Food shortage may have forced diet change
on july 17, Sunderbans forest officials posted in Netidhopani came across a dead tiger near their field office. A post mortem revealed the tiger had eaten two cobras, one of them was a king cobra. Tigers are not known to prey on snakes; wildlife experts speculate the tiger may have eaten them because of food shortage caused by cyclone Aila that struck two months ago.
"In my 28 years of experience in Sunderbans, I have never seen or heard of a tiger eating snakes. Non-availability of regular food may have driven the tiger to kill the snakes," said Pranabesh Sanyal, former director of the Sunderbans tiger reserve. Anurag Danda, coordinator of wwf's Sunderbans programme agreed with Sanyal. "A day after Aila, my team and I counted 11 deer floating in the Dattar river," said Danda.He said he visited two of the 54 wildlife inhabited islands in the Sunderbans and did not see any wild animal. Gopal Mondal of Chotomollakhali island said four deer had surfaced near the island. "We could save only one," he said.
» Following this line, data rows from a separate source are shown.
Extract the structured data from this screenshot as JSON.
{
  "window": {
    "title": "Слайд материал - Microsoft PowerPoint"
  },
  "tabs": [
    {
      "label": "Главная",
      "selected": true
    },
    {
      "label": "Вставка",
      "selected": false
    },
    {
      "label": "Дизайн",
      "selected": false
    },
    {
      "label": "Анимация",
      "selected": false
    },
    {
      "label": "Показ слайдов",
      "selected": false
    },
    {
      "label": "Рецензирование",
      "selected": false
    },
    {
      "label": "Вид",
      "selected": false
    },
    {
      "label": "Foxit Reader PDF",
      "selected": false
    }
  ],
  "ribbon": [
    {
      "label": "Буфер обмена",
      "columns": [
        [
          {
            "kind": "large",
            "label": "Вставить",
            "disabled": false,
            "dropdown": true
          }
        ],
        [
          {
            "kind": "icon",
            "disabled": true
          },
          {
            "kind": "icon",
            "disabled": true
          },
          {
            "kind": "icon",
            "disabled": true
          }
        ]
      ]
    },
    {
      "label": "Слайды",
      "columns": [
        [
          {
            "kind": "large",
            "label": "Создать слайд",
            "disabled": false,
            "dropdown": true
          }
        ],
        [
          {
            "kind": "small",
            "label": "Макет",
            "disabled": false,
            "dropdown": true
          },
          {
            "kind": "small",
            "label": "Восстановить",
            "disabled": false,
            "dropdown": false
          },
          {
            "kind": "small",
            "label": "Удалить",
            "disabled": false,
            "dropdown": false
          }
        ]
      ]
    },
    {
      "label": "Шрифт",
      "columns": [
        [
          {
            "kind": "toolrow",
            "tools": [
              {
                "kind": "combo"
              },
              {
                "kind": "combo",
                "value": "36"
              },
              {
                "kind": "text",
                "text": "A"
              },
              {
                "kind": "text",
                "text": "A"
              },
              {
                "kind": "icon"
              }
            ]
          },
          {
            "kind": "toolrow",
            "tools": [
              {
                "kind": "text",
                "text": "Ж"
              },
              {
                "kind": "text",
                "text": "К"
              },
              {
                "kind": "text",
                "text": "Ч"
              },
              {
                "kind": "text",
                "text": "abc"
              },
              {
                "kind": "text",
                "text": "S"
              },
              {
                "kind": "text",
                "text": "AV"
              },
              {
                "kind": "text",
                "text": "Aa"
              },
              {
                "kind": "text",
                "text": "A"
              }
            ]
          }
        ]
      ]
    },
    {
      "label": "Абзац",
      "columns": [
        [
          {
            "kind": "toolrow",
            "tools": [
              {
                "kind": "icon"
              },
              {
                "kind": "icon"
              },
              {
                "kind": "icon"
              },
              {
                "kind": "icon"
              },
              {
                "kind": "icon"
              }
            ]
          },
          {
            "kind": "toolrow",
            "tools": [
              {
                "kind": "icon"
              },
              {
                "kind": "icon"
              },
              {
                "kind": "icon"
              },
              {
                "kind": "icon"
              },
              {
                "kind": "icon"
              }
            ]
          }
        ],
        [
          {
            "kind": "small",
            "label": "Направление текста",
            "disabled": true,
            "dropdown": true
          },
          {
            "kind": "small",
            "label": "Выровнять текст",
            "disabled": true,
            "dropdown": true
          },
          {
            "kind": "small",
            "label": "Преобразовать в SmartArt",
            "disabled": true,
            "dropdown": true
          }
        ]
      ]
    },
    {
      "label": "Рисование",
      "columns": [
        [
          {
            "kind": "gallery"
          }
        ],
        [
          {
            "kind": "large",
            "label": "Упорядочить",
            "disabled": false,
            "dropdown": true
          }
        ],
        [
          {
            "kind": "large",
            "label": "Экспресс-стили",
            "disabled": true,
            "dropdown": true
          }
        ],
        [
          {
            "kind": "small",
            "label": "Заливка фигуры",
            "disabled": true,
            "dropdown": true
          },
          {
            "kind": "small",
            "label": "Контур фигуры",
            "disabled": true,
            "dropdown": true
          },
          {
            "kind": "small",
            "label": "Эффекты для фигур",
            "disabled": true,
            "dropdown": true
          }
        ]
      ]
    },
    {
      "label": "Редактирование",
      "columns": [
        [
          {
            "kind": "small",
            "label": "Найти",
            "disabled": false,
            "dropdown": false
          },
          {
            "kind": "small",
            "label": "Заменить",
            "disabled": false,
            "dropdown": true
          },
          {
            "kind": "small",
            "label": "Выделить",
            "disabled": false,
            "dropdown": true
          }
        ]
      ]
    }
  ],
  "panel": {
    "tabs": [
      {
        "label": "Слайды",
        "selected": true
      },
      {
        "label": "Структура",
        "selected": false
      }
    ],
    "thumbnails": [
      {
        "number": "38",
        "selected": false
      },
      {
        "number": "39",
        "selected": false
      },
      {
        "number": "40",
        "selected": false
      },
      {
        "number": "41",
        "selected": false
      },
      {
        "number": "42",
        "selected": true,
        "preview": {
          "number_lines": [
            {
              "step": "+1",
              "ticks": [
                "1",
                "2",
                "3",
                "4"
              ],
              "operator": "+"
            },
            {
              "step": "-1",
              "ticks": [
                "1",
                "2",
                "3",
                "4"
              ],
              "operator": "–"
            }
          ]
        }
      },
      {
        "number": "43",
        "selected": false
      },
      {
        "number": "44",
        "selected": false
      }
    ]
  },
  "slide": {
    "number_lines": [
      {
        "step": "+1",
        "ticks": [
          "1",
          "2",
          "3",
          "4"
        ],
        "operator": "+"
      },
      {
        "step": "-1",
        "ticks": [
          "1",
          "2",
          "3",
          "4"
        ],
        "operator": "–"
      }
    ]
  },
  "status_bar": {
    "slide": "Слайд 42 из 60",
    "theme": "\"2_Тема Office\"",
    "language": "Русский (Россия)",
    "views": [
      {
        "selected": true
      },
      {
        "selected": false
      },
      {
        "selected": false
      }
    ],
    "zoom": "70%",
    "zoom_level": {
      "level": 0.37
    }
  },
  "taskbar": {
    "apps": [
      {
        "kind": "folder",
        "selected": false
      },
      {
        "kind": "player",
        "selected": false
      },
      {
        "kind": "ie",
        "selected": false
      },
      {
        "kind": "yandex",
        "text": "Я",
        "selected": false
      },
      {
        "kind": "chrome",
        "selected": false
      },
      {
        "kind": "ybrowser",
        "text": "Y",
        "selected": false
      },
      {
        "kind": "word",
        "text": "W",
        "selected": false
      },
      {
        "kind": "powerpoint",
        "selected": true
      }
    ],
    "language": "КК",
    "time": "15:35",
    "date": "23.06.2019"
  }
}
Forest department officials denied Aila had damaged wildlife. Field director of the Sunderbans tiger reserve, Subrat Mukherjee, said it is unusual for tigers to eat snakes but this could not be taken as conclusive indicator of prey shortage. "The tiger was old and the cause of death was infections. Old age and ill- health may be the reason why it ate snakes," said Mukherjee.
Wildlife experts said the forest department shouldn't be dismissive. "Who knows what happened to wildlife on that fateful day? There was no monitoring so there is no proof if animals got killed and floated away," said Mrinal Chatterjee, a Sunderbans wildlife expert. Biswajit Roychowdhury, member of the state wildlife board, said the surging river water might have penetrated the islands and affected wildlife. A detailed study including that of the prey base needs to be undertaken immediately, Roychowdhury said.